Umso mehr gilt das für Speisekarten in Gaststätten. Da es hier keine Zutatenliste gibt, ist die Bestellung in einem Restaurant immer auch mit Vertrauen verbunden. Je genauer auf der Speisekarte steht, was enthalten ist und was nicht, desto einfacher fällt mir die Auswahl. Im Idealfall steht dort „vegan“, dann bin ich auf der sicheren Seite. Nur leider scheint genau diese Auszeichnung Menschen, die auch Fleisch essen, davon abzuhalten, das Gericht zu bestellen, denn offenbar leidet die soziale Anerkennung unter dieser Wahl. Das war mir in dem Maße bisher gar nicht wirklich bewußt.

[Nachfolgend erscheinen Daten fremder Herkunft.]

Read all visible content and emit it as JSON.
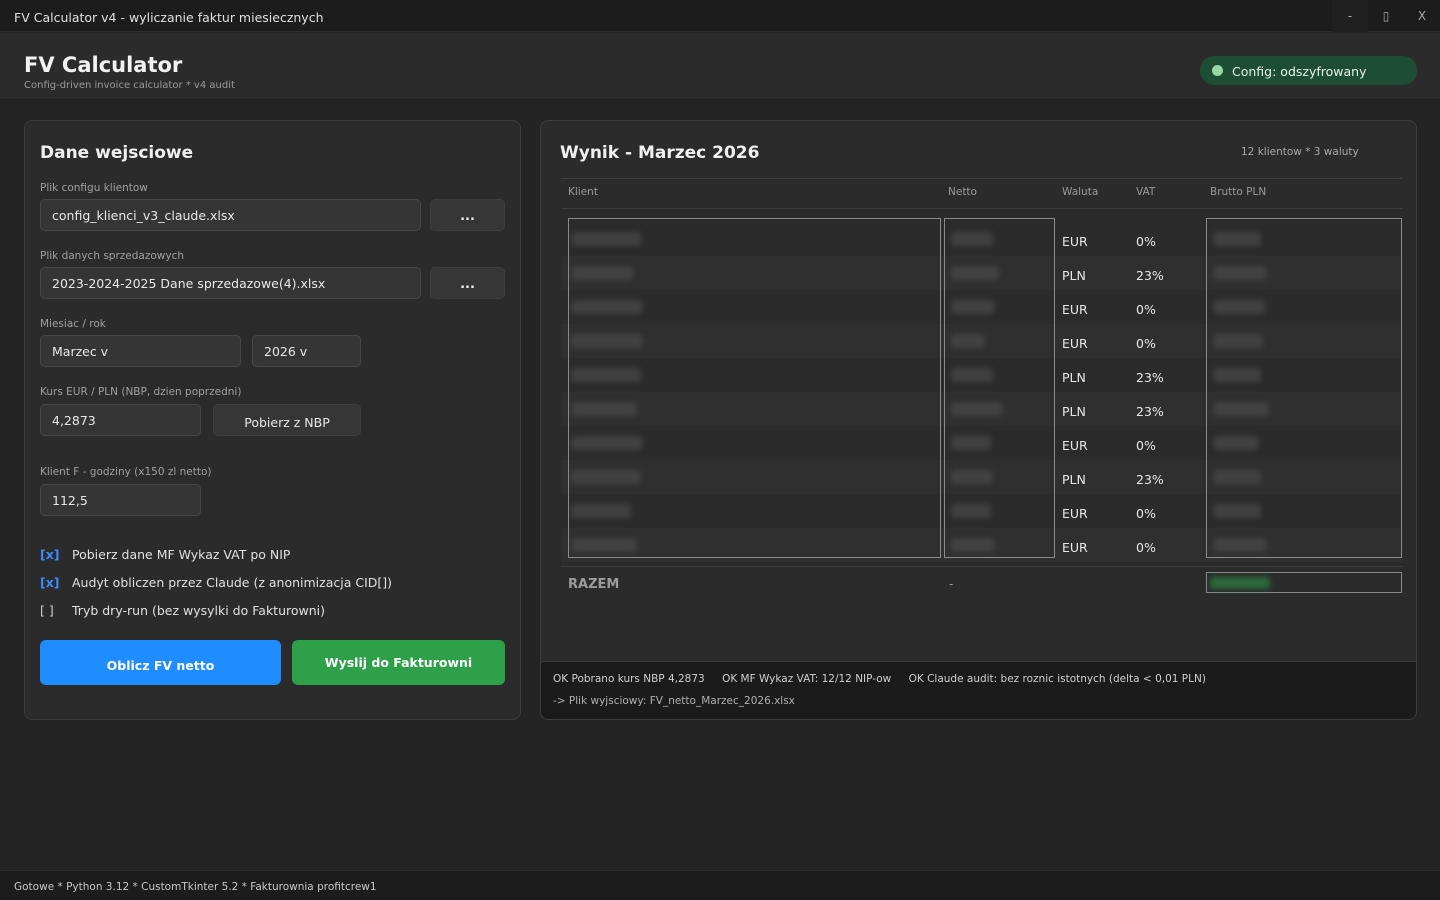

Obwohl es mir in bestimmten Gruppen schon auffällt, dass alle, die Fleisch essen, im Restaurant auch Schnitzel bestellen, während ich das häufig einzige fleischlose Gericht nehme.

Das Problem scheint: Wie kann eine Speisekarte transparent darüber aufklären, welche Zutanten in einem Gericht enthalten sind und gleichzeitig Mischköstler nicht davor abschrecken, pflanzliche Speisen in Betracht zu ziehen? Also mit der Kennzeichnung als „vegan“ keine Reaktanz auszulösen oder das Gefühl zu vermitteln, hier ist etwas sozial sehr gering angesehen. Offenbar ein schwer lösliches Dilemma.

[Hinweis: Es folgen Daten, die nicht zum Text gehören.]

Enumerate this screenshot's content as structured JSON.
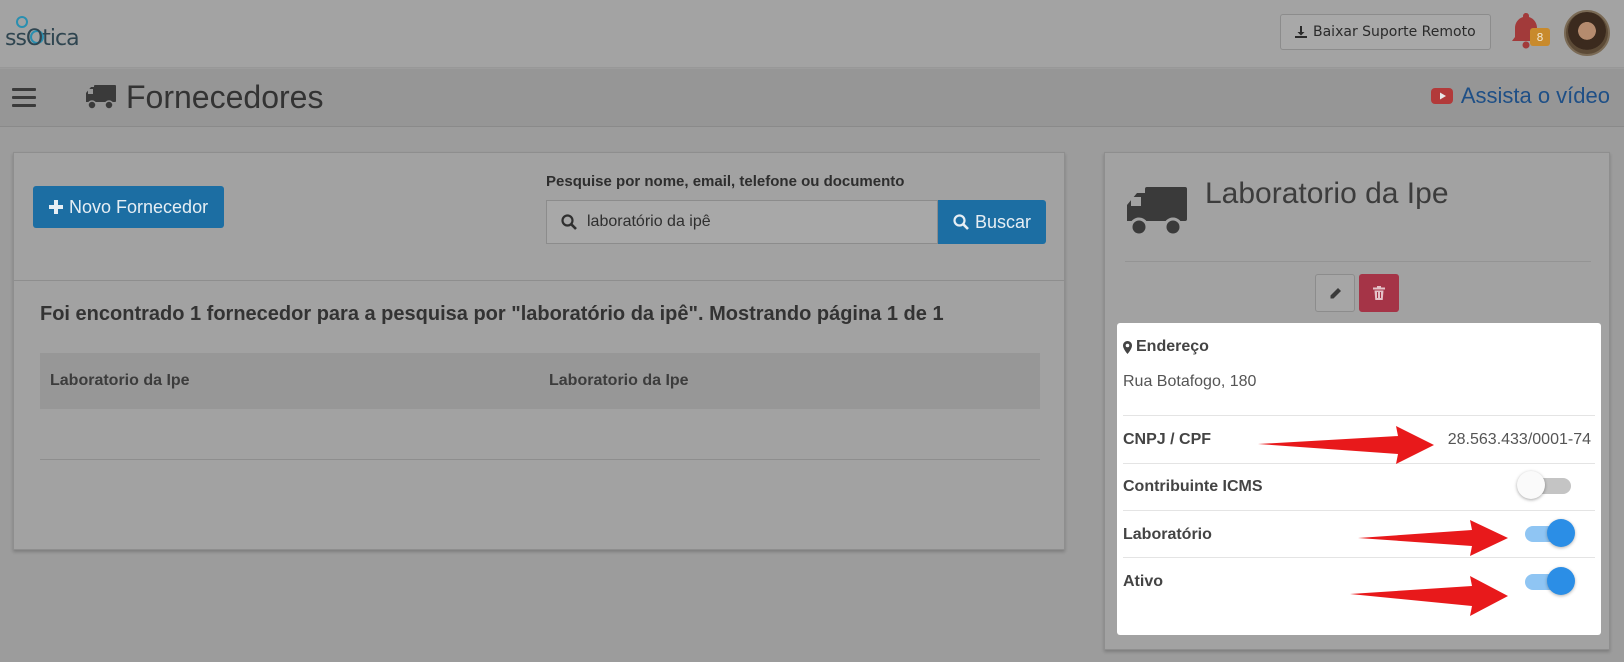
{
  "topbar": {
    "logo_text": "ssOtica",
    "remote_support_label": "Baixar Suporte Remoto",
    "notifications_count": "8"
  },
  "header": {
    "title": "Fornecedores",
    "video_link": "Assista o vídeo"
  },
  "toolbar": {
    "new_supplier_label": "Novo Fornecedor",
    "search_label": "Pesquise por nome, email, telefone ou documento",
    "search_value": "laboratório da ipê",
    "search_button_label": "Buscar"
  },
  "results": {
    "summary": "Foi encontrado 1 fornecedor para a pesquisa por \"laboratório da ipê\". Mostrando página 1 de 1",
    "rows": [
      {
        "name": "Laboratorio da Ipe",
        "trade_name": "Laboratorio da Ipe"
      }
    ]
  },
  "supplier_detail": {
    "name": "Laboratorio da Ipe",
    "address_label": "Endereço",
    "address_value": "Rua Botafogo, 180",
    "document_label": "CNPJ / CPF",
    "document_value": "28.563.433/0001-74",
    "icms_label": "Contribuinte ICMS",
    "icms_enabled": false,
    "lab_label": "Laboratório",
    "lab_enabled": true,
    "active_label": "Ativo",
    "active_enabled": true
  },
  "colors": {
    "primary": "#1c6ea3",
    "danger": "#a53447",
    "toggle_on": "#2b8ee6",
    "annotation_arrow": "#e8191b"
  }
}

Denn natürlich wünsche ich mir, dass vegane Speisen nicht nur von 2 % der Gäste und vegetarische Speisen nicht nur von 10 % in Erwägung gezogen werden. Wenn diese Gerichte häufiger gewählt würden, würde das ja die Hürde senken, auch in der klassichen Gastronomie verstärkt vegane und vegetarische Speisen anzubieten. Irgendwie dachte ich naiverweise immer, vegan wäre nach unten hin kompatibel, sprich, das wäre das Essen für alle, vegetarisch das für 98 % und Fleischkost wäre eingeschränkt auf die übrigen 88 %. Wohl falsch gedacht.

Umkehr der Beweislast

Eine Lösung könnte sein, vegane Gerichte als „pflanzlich“, vegetarische Gerichte als „fleischlos“ zu kennzeichnen. Das würde bei mir als Gast aber ganz sicher dazu führen, dass ich nachfragen müsste, ob damit „rein pflanzlich“ gemeint ist.

Eine andere, für mich elegantere Lösung wäre es, vegane Speisen als Normalfall anzusehen, der nicht gekennzeichnet werden muss. Bei vegetarischen Speisen würde dann ergänzt, welche tierischen Produkte enthalten sind, ein Ei beziehungsweise ein Milchglas als Symbol würden da reichen. Und fleischlische Kost würde entsprechend durch ein Huhn, einen Fisch, ein Schwein oder ein Rind als Symbol gekennzeichnet. Das hätte gleichzeitig den Vorteil, dass deutlich wird, dass in diesem Essen ein Lebewesen enthalten ist und nicht eine anonyme Zellmasse. Das Symbol weckt möglicherweise mehr Empathie, als nur der Text „Schweineschnitzel“.

Damit wäre die Beweislast umgedreht: Zeige mir nicht, was dem Essen fehlt, sondern zeige mir, was es enthält, auf das man aber auch ganz gut verzichten könnte. Nur ob das weniger Reaktanz auslöst, das bleibt ungewiss. Zumindest bis eine Studie den Fall untersucht.